For half a century, Americans could more or less take for granted their right to terminate their pregnancies, seek help starting families or get IUDs. Many might not realize how dramatically overturning Roe would reshape American life. Some deny this reality, arguing that, should the Supreme Court repudiate Roe, as a draft majority opinion that leaked earlier this month suggests it might, the United States would resemble Europe, where first-trimester abortion is legal nearly everywhere. In fact, overturning Roe would result in the immediate banning of abortion in the 13 states that have antiabortion laws designed to kick in as soon as Roe is gone. Republican leaders in Nebraska, South Dakota and Indiana are calling for legislative special sessions to pass sweeping new abortion restrictions.

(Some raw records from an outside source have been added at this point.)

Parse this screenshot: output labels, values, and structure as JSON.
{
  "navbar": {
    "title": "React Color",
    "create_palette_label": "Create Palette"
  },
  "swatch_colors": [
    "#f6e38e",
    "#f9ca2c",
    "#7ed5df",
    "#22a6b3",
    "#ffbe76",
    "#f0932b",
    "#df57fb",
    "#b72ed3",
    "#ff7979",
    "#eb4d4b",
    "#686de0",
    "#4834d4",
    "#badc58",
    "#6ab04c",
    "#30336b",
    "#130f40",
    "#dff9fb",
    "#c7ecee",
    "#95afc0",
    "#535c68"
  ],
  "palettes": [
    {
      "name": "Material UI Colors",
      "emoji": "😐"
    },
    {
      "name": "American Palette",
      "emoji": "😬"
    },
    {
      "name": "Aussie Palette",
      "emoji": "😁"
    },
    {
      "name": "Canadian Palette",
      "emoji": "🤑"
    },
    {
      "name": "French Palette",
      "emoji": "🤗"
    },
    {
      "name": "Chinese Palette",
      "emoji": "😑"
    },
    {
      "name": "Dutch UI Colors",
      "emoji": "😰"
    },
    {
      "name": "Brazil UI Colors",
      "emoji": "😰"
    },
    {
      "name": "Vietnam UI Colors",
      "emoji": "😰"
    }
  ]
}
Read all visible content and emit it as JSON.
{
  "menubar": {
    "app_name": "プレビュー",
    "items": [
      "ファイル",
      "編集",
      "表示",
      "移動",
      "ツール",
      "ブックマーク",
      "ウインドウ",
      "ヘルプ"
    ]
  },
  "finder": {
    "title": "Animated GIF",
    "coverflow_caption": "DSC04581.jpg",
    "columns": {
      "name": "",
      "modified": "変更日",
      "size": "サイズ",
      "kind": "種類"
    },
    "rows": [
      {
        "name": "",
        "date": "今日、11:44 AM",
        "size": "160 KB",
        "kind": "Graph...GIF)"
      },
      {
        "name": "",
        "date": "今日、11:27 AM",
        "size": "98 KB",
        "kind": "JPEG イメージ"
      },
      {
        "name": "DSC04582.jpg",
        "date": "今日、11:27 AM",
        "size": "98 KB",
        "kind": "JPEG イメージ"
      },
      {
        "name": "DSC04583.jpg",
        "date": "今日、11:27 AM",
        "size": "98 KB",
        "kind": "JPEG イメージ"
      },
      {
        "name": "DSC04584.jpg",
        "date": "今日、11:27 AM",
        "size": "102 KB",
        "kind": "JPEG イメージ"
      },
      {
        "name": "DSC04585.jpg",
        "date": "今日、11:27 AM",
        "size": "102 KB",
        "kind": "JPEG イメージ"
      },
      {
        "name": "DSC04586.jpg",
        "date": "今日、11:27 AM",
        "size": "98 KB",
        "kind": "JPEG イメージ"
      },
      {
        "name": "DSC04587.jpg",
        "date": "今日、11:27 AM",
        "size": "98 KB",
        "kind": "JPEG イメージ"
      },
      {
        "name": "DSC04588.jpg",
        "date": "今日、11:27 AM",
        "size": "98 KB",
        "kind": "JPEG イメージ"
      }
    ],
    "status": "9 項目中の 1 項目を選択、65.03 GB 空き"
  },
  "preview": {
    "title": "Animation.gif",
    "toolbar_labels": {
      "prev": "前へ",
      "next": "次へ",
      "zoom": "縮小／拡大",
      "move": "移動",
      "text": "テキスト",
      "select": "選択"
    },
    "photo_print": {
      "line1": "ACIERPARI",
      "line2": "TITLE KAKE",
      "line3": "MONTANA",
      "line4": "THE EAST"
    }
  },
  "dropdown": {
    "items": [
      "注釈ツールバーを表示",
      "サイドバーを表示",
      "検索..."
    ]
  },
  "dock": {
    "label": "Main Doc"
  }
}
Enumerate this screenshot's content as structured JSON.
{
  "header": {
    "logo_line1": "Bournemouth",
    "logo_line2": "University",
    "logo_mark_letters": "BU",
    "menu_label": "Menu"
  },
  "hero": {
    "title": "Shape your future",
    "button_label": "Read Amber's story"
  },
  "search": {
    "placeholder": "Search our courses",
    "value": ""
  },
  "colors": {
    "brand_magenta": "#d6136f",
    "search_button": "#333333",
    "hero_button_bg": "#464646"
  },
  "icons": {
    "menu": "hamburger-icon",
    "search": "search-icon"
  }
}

And Louisiana shows that, given the option, right-wing lawmakers are poised to wage a broad war against reproductive rights that would horrify most Americans. It might be that wealthy people in states run by antiabortion zealots would be able to cross state lines to terminate their pregnancies or to seek other family planning options. (Though some Republicans want to try to ban that, too.) But poor people would be unable to get safe, legal abortions. On top of the health risks they would face seeking illicit abortions, in Louisiana these individuals might also risk being prosecuted for murder. Given that many women seek abortions because they would struggle to carry their pregnancies to term while caring for the families they already have, the bill would be a particularly cruel twist that would threaten the families who are least capable of facing such hardship.
If Roe were egregiously wrong, as Justice Samuel A. Alito Jr. claims in the leaked draft opinion, the justices would have to weigh whether enabling such drastic and immediate consequences would be good for the orderly application of the law. But the court need not make that tough call, because Roe was a reasonable ruling to which seven justices signed their names, and which the court upheld in 1992’s Planned Parenthood v. Casey. Other than the makeup of the court, the only thing that has changed in the past half-century is that Roe has become a keystone decision for Americans’ personal rights. Overturning it now would wound the nation, worsen the country’s politics and make some of the most vulnerable Americans more so. It would be the height of gratuitous judicial activism.